Y a plus de choix de confiture que je n'ai de culotte dans mon tiroir à sous-vêtements. Moi qui mets toujours des années à choisir mon plat au restaurant, je suis farcie. Finalement, comme j'ai pas trop faim avec toute cette histoire, je grignote des cracottes 100% bio. Un truc tellement infect que j'abandonne presque l'idée de déjeuner.

- Y a pas de nutella ? fais-je d'une voix terriblement malheureuse.

Christina me regarde avec des yeux ronds.

- Ma chérie, on ne mange pas ça, tu le sais bien. Tiens, prends un kiwi plutôt.

Et sur ce, elle m'en coupe un qu'elle me glisse sous le nez. Je jette un regard de femme battue à Tintin qui esquisse un nouveau sourire.

- Bon... je dois aller travailler, on se voit ce soir ? fait Claude en se dandinant sur place comme s'il est un parfait inconnu ici.

- Déjà ? s'exclama sa femme. Tu pourrais rester un peu, on vient à peine de la ramener à la maison...

-J'ai du travail, répond-il en contournant la table pour venir poser un bisou franchement maladroit sur mon crâne, que j'éprouve bien du mal à ne pas esquiver.

Sitôt dit, sitôt fait, il s'échappe en vitesse de la salle à manger.

- Moi aussi j'y vais, fait Tintin quelques secondes plus tard.

- Toi aussi ?! s'exaspère sa mère avec l'air de vouloir arracher la tête de quelqu'un.

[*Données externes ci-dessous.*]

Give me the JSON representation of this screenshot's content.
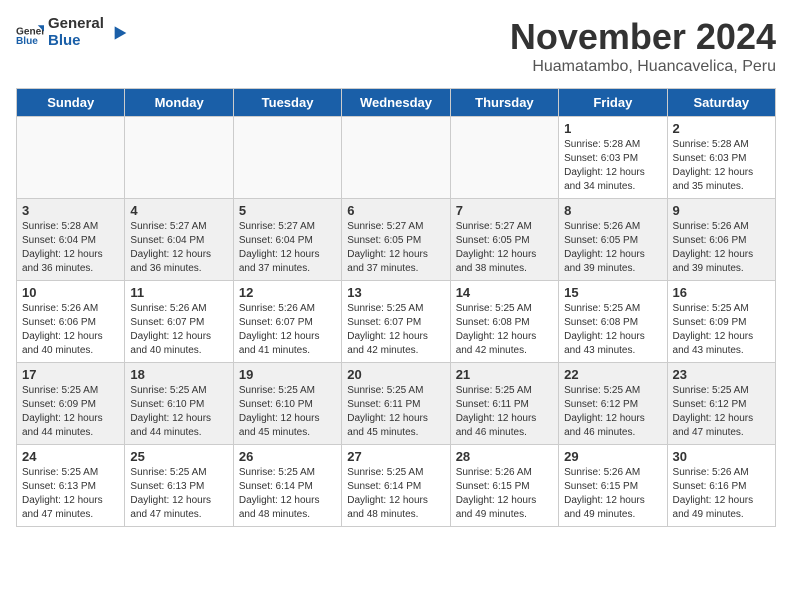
{
  "logo": {
    "general": "General",
    "blue": "Blue"
  },
  "calendar": {
    "title": "November 2024",
    "subtitle": "Huamatambo, Huancavelica, Peru"
  },
  "headers": [
    "Sunday",
    "Monday",
    "Tuesday",
    "Wednesday",
    "Thursday",
    "Friday",
    "Saturday"
  ],
  "weeks": [
    [
      {
        "day": "",
        "empty": true
      },
      {
        "day": "",
        "empty": true
      },
      {
        "day": "",
        "empty": true
      },
      {
        "day": "",
        "empty": true
      },
      {
        "day": "",
        "empty": true
      },
      {
        "day": "1",
        "sunrise": "5:28 AM",
        "sunset": "6:03 PM",
        "daylight": "12 hours and 34 minutes."
      },
      {
        "day": "2",
        "sunrise": "5:28 AM",
        "sunset": "6:03 PM",
        "daylight": "12 hours and 35 minutes."
      }
    ],
    [
      {
        "day": "3",
        "sunrise": "5:28 AM",
        "sunset": "6:04 PM",
        "daylight": "12 hours and 36 minutes."
      },
      {
        "day": "4",
        "sunrise": "5:27 AM",
        "sunset": "6:04 PM",
        "daylight": "12 hours and 36 minutes."
      },
      {
        "day": "5",
        "sunrise": "5:27 AM",
        "sunset": "6:04 PM",
        "daylight": "12 hours and 37 minutes."
      },
      {
        "day": "6",
        "sunrise": "5:27 AM",
        "sunset": "6:05 PM",
        "daylight": "12 hours and 37 minutes."
      },
      {
        "day": "7",
        "sunrise": "5:27 AM",
        "sunset": "6:05 PM",
        "daylight": "12 hours and 38 minutes."
      },
      {
        "day": "8",
        "sunrise": "5:26 AM",
        "sunset": "6:05 PM",
        "daylight": "12 hours and 39 minutes."
      },
      {
        "day": "9",
        "sunrise": "5:26 AM",
        "sunset": "6:06 PM",
        "daylight": "12 hours and 39 minutes."
      }
    ],
    [
      {
        "day": "10",
        "sunrise": "5:26 AM",
        "sunset": "6:06 PM",
        "daylight": "12 hours and 40 minutes."
      },
      {
        "day": "11",
        "sunrise": "5:26 AM",
        "sunset": "6:07 PM",
        "daylight": "12 hours and 40 minutes."
      },
      {
        "day": "12",
        "sunrise": "5:26 AM",
        "sunset": "6:07 PM",
        "daylight": "12 hours and 41 minutes."
      },
      {
        "day": "13",
        "sunrise": "5:25 AM",
        "sunset": "6:07 PM",
        "daylight": "12 hours and 42 minutes."
      },
      {
        "day": "14",
        "sunrise": "5:25 AM",
        "sunset": "6:08 PM",
        "daylight": "12 hours and 42 minutes."
      },
      {
        "day": "15",
        "sunrise": "5:25 AM",
        "sunset": "6:08 PM",
        "daylight": "12 hours and 43 minutes."
      },
      {
        "day": "16",
        "sunrise": "5:25 AM",
        "sunset": "6:09 PM",
        "daylight": "12 hours and 43 minutes."
      }
    ],
    [
      {
        "day": "17",
        "sunrise": "5:25 AM",
        "sunset": "6:09 PM",
        "daylight": "12 hours and 44 minutes."
      },
      {
        "day": "18",
        "sunrise": "5:25 AM",
        "sunset": "6:10 PM",
        "daylight": "12 hours and 44 minutes."
      },
      {
        "day": "19",
        "sunrise": "5:25 AM",
        "sunset": "6:10 PM",
        "daylight": "12 hours and 45 minutes."
      },
      {
        "day": "20",
        "sunrise": "5:25 AM",
        "sunset": "6:11 PM",
        "daylight": "12 hours and 45 minutes."
      },
      {
        "day": "21",
        "sunrise": "5:25 AM",
        "sunset": "6:11 PM",
        "daylight": "12 hours and 46 minutes."
      },
      {
        "day": "22",
        "sunrise": "5:25 AM",
        "sunset": "6:12 PM",
        "daylight": "12 hours and 46 minutes."
      },
      {
        "day": "23",
        "sunrise": "5:25 AM",
        "sunset": "6:12 PM",
        "daylight": "12 hours and 47 minutes."
      }
    ],
    [
      {
        "day": "24",
        "sunrise": "5:25 AM",
        "sunset": "6:13 PM",
        "daylight": "12 hours and 47 minutes."
      },
      {
        "day": "25",
        "sunrise": "5:25 AM",
        "sunset": "6:13 PM",
        "daylight": "12 hours and 47 minutes."
      },
      {
        "day": "26",
        "sunrise": "5:25 AM",
        "sunset": "6:14 PM",
        "daylight": "12 hours and 48 minutes."
      },
      {
        "day": "27",
        "sunrise": "5:25 AM",
        "sunset": "6:14 PM",
        "daylight": "12 hours and 48 minutes."
      },
      {
        "day": "28",
        "sunrise": "5:26 AM",
        "sunset": "6:15 PM",
        "daylight": "12 hours and 49 minutes."
      },
      {
        "day": "29",
        "sunrise": "5:26 AM",
        "sunset": "6:15 PM",
        "daylight": "12 hours and 49 minutes."
      },
      {
        "day": "30",
        "sunrise": "5:26 AM",
        "sunset": "6:16 PM",
        "daylight": "12 hours and 49 minutes."
      }
    ]
  ]
}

Si elle a des envies de meurtres, y a un machin qui se défoule sur le balcon à qui ça ne ferait pas de mal d'apprendre à voler. Je grimace en regardant mon nouveau frangin se faire la malle à son tour. Une folle envie de me barrer me prend, mais je suis coincée.

Christina s'installe à table en face de moi en soupirant.

- Tu vas bien ? demande-t-elle.

- Je suis fatiguée, lui réponds-je honnêtement.

Et c'est le cas de le dire, j'ai l'impression d'avoir épuisé déjà 80% de mon énergie juste en venant déjeuné. La suite s'annonce corsée.

- Tu peux aller te re-coucher si tu veux, me dit-elle, un sourire doux sur le visage. Je devrais peut-être m'absenter un petit peu aujourd'hui, mais si tu as le moindre problème, tu as tous les numéros d'urgence sur le frigo. N'hésites surtout pas à m'appeler.

Je hoche la tête, soulagée, et quitte précipitamment la pièce. Ma nouvelle vie s'annonce compliquée.